La narración clásica de Víctor Hugo Morales sigue un patrón similar al del gol, así que, valga la obviedad, es la compañía idónea. Junto a las imágenes conforma lo mejor que Argentina y Uruguay han legado al planeta este que se desploma. De aquella narración que eriza la piel y que deja la lágrima a tiro de piedra, preste atención a los últimos segundos. Tras la euforia de la narración, la frase memorable tras otra —el barrilete cósmico que no se sabe bien de dónde viene —, llega un último aliento, el equivalente al 10 que dispara mientras se tropieza. El “Gracias, Dios. Por el futbol, por Maradona, por estás lágrimas. Por este Argentina 2, Inglaterra 0”, que Víctor Hugo Morales dice desbordado, ya casi sin voz y con el sabor agridulce que supone la vuelta la realidad. El tiempo se detiene ante la magia pero eventualmente regresa.

Vuelvo a pensar en Maradona cuando era un niño, el que tenía tanta habilidad que hizo pensar a un entrenador que el supuesto pibe era más bien un enano. No lo era. Jugaba en su propia categoría y por eso es inigualable. Lo dicho, muchos otros quizá le hayan superado en aptitud, en trofeos, en números. Que se queden con las estanterías que no se comparan a eso otro, lo etéreo. La inspiración que irradia en los niños, el ánimo poético, apasionado. El de las frases que no se sabe cómo es que una cabeza como la suya concibió. El que te anima en la penumbra y que en su biografía misma constituye una tragedia que suma a su leyenda.

Diego Armando Maradona, un hombre que asumía sus pecados y que, como él mismo dijo, los pagó. La segunda mitad de su vida fue una prolongada condena. Su ejemplo muestra que más allá de cualquier juzgado o castigo formal, nadie sale indemne y siempre hay un precio que se paga, aunque los demás no lo noten, y aunque a veces ni uno mismo se dé cuenta tampoco.

Maradona seguirá como blanco de críticas a perpetuidad (y hay material de sobra para hacerlo). No seré yo quien recurra ellos ahora, que sean los seres inmaculados los que juzguen sin piedad. Los alaridos ideológicos que intentan imponer silencio al resto.
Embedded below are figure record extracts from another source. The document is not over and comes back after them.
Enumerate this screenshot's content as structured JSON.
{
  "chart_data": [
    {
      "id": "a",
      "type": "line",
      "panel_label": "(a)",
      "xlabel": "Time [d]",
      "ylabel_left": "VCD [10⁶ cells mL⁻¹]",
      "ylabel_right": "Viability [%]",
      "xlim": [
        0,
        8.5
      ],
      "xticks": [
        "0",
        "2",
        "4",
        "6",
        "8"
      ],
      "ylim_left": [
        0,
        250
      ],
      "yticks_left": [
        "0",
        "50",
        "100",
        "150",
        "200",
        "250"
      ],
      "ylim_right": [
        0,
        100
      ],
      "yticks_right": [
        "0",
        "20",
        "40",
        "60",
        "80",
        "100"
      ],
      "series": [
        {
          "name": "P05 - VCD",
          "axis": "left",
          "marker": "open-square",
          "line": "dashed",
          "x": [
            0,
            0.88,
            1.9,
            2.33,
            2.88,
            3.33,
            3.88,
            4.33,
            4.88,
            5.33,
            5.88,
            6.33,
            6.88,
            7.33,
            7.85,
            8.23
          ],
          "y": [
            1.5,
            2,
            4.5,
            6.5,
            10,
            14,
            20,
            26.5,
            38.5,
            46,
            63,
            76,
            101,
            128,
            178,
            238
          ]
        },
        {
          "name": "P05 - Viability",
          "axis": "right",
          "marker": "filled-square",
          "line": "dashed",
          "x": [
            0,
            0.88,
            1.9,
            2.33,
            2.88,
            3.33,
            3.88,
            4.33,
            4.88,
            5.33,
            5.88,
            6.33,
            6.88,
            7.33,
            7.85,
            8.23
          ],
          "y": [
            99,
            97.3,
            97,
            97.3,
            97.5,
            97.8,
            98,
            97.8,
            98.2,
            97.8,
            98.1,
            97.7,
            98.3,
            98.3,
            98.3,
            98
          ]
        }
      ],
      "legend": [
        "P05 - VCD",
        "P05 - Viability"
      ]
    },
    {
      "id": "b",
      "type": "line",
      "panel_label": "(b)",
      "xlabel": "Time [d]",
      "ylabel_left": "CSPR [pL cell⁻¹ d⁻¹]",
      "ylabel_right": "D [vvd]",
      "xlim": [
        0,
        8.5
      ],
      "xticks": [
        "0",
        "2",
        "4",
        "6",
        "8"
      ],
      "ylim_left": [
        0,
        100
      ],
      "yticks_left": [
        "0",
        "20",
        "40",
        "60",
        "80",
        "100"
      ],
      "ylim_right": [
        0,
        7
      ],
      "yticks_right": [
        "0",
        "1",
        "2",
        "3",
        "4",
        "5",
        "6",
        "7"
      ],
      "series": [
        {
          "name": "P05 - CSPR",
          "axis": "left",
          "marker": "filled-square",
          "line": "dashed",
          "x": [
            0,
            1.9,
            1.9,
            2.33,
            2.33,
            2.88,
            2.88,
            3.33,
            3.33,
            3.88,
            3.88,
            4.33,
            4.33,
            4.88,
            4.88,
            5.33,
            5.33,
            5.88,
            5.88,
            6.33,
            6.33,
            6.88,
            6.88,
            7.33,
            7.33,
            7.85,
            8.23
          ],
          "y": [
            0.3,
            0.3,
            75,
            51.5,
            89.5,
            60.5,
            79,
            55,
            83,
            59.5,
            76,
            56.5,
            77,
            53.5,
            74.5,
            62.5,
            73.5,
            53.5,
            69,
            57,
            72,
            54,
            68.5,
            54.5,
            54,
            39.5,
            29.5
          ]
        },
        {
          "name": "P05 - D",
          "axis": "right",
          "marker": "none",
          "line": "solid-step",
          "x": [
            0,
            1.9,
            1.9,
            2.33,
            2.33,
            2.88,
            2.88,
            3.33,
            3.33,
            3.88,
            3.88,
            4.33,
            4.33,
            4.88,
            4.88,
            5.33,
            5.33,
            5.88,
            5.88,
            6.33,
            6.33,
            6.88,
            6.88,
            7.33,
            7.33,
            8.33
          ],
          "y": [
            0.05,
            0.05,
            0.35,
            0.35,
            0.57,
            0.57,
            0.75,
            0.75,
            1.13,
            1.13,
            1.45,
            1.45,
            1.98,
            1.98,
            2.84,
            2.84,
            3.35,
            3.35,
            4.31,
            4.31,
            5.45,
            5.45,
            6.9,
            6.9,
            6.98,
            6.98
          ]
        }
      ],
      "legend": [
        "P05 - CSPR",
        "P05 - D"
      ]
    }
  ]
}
Es probable que la prosapia del personaje pueda medirse por este otro barómetro del que no se dice mucho pero que cuenta un montón: el hecho de que todas esos dardos, todas esas detracciones, no le hagan ni cosquillas a aquel muchacho que un día se propuso darle magnetismo a una pelota.

Publicado originalmente el 27 de noviembre de 2020.